Militärische Eroberungen beginnen heute selten mit Soldaten. Sie beginnen in Hörsälen, Stipendienprogrammen, Denkfabriken und exklusiven Netzwerken. Wer die Köpfe gewinnt, braucht später oft keine Gewalt mehr. Diese unbequeme These entwickelt der finnische Autor Olli Tammilehto am Beispiel seines Landes – und sie verdient auch in der Schweiz Aufmerksamkeit.

Finnland galt jahrzehntelang als Musterbeispiel einer klugen Neutralitätspolitik. Heute gehört das Land zur NATO und hat den USA mit einem Verteidigungsabkommen Zugang zu 15 Militärstandorten eingeräumt. Einer davon liegt in unmittelbarer Nähe zur russischen Nordflotte. Aus Sicht Moskaus wird Finnland damit zu einem vorrangigen Angriffsziel. Der Preis für mehr Sicherheit könnte paradoxerweise weniger Sicherheit sein.

Für Tammilehto ist dieser Kurs kein Zufall. Er sieht ihn als Ergebnis einer jahrzehntelangen Einbindung der politischen Führung in transatlantische Netzwerke. Austauschprogramme, Eliteuniversitäten, Stiftungen und Organisationen wie Atlantik-Brücke, German Marshall Fund, Fulbright oder das International Visitor Leadership Program der US-Regierung hätten über Generationen hinweg Politiker, Beamte, Wissenschaftler und Medienschaffende geprägt. Nicht durch Befehle, sondern durch gemeinsame Werte, Karrieren und persönliche Beziehungen. Wer auf diese Weise sozialisiert wird, beginnt irgendwann, amerikanische Interessen als die eigenen zu betrachten.

Als Beispiel nennt der Autor den heutigen finnischen Präsidenten Alexander Stubb. Er verbrachte prägende Ausbildungsjahre in den USA und beschreibt selbst, wie sehr ihn das amerikanische Denken beeinflusst habe. Später pflegte er Kontakte zur später enttarnten CIA-Agentin Valerie Plame und stand während des Georgienkriegs 2008 in engem Austausch mit der damaligen US-Aussenministerin Condoleezza Rice. Für Tammilehto sind dies keine Zufälle, sondern Mosaiksteine einer langfristigen Strategie.

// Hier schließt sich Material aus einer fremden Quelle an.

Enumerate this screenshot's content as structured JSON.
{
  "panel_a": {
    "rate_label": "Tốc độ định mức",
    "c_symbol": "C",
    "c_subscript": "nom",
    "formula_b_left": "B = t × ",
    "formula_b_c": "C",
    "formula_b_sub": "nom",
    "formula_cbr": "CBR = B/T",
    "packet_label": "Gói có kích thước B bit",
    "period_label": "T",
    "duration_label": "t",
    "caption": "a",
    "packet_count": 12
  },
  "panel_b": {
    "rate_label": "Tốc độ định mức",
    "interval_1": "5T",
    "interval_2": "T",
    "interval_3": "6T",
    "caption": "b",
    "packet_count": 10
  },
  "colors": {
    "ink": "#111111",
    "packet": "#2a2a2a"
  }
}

Ob seine Schlussfolgerungen im Einzelnen überzeugen, mag jeder selbst beurteilen. Unbestritten ist jedoch, dass die Vereinigten Staaten seit Jahrzehnten erhebliche Mittel in internationale Austauschprogramme, Führungsnetzwerke und sicherheitspolitische Foren investieren. Ziel ist es, künftige Entscheidungsträger früh kennenzulernen, zu vernetzen und für gemeinsame strategische Vorstellungen zu gewinnen. Das geschieht offen, legal und meist mit grossem Erfolg.

Die Schweiz ist von dieser Entwicklung keineswegs ausgenommen. Auch hier gehören transatlantische Thinktanks, Stiftungen, Hochschulprogramme, Sicherheitskonferenzen und internationale Netzwerke längst zum politischen Alltag. Zahlreiche Entscheidungsträger aus Politik, Verwaltung, Wirtschaft, Militär und Medien bewegen sich selbstverständlich in diesen Kreisen. Internationale Vernetzung ist wertvoll – solange sie nicht zur geistigen Abhängigkeit wird.

Gerade ein neutrales Land muss deshalb eine unbequeme Frage stellen: Wer prägt eigentlich jene Menschen, die über unsere Aussen-, Sicherheits- und Wirtschaftspolitik entscheiden? Denn Unabhängigkeit beginnt nicht an der Landesgrenze. Sie beginnt im Denken. Wenn politische Eliten den Blick der Grossmächte übernehmen, bevor überhaupt Entscheidungen fallen, verliert ein Land seine Souveränität lange bevor der erste Vertrag unterschrieben wird.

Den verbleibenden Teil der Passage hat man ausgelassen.